Flame was another part of America’s shadow war against Iran — and Kaspersky killed it.
The spyware was too complex for simple crooks or hacktivists, the researchers said. Flame had been coded by professionals, almost certainly at a government’s behest. The company called it a cyberweapon and speculated that it was related to Stuxnet.
On June 1, The New York Times revealed for the first time that the White House had, in fact, ordered the deployment of Stuxnet as part of a sophisticated campaign of cyberespionage and sabotage against Tehran. Then, on June 19, The Washington Post was able to confirm that Flame was yet another part of this shadow war against Iran. Kaspersky had outed—and in effect killed—it.
For Kaspersky, exposing Flame reflects his company’s broader ambition: to serve as a global crime-stopper and peacekeeper. Malware has evolved from a nuisance to a criminal tool to an instrument of the state, he says, so naturally he and his malware fighters have grown in stature and influence too. “My goal is not to earn money. Money is like oxygen: Good idea to have enough, but it’s not the target,” he says. “The target is to save the world.”
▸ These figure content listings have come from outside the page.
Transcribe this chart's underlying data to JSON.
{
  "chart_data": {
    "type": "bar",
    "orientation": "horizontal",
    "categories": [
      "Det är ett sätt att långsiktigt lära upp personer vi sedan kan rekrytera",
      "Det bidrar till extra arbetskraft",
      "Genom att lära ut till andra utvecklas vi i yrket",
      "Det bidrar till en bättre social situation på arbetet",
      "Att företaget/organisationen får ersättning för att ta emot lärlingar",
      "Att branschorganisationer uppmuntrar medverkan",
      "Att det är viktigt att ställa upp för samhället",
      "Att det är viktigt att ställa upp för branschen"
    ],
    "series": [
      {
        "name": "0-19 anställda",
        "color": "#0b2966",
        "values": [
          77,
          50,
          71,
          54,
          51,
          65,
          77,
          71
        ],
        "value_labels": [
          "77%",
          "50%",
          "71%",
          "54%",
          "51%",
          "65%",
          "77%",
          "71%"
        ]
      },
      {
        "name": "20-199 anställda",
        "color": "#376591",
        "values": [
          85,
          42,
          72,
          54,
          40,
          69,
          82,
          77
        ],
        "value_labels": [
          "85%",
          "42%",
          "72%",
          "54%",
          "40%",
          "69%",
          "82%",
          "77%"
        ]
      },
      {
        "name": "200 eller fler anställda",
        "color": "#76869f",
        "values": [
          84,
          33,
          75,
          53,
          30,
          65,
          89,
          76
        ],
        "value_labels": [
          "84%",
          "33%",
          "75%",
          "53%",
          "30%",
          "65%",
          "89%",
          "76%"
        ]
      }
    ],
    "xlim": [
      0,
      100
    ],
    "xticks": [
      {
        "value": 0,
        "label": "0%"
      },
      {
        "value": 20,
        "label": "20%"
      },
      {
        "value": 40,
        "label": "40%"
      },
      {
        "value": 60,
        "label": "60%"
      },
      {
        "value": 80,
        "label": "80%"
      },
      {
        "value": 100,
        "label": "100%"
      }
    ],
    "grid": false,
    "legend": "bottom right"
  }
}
In a locked room down the hall from his office, Kaspersky is working on a secret project to fulfill that lofty ambition. Not even his assistant has been allowed inside. But after we’ve spent a day together—and knocked back a few shots of Chivas 12—he unlocks the door and offers me a peek. It’s an industrial control system, a computer for operating heavy machinery, just like the ones that Stuxnet attacked (and, Kaspersky researchers believe, Flame may also have targeted). Kaspersky’s team is quietly working on new ways to harden these systems against cyberattack—to protect the power grids and prisons and sewage plants that rely on these controllers. The idea is to make future Stuxnets harder to pull off. The controllers haven’t been engineered with security in mind, so the project is difficult. But if it succeeds, Kaspersky’s seemingly outsize vision of his company’s role in the world might become a little less outlandish.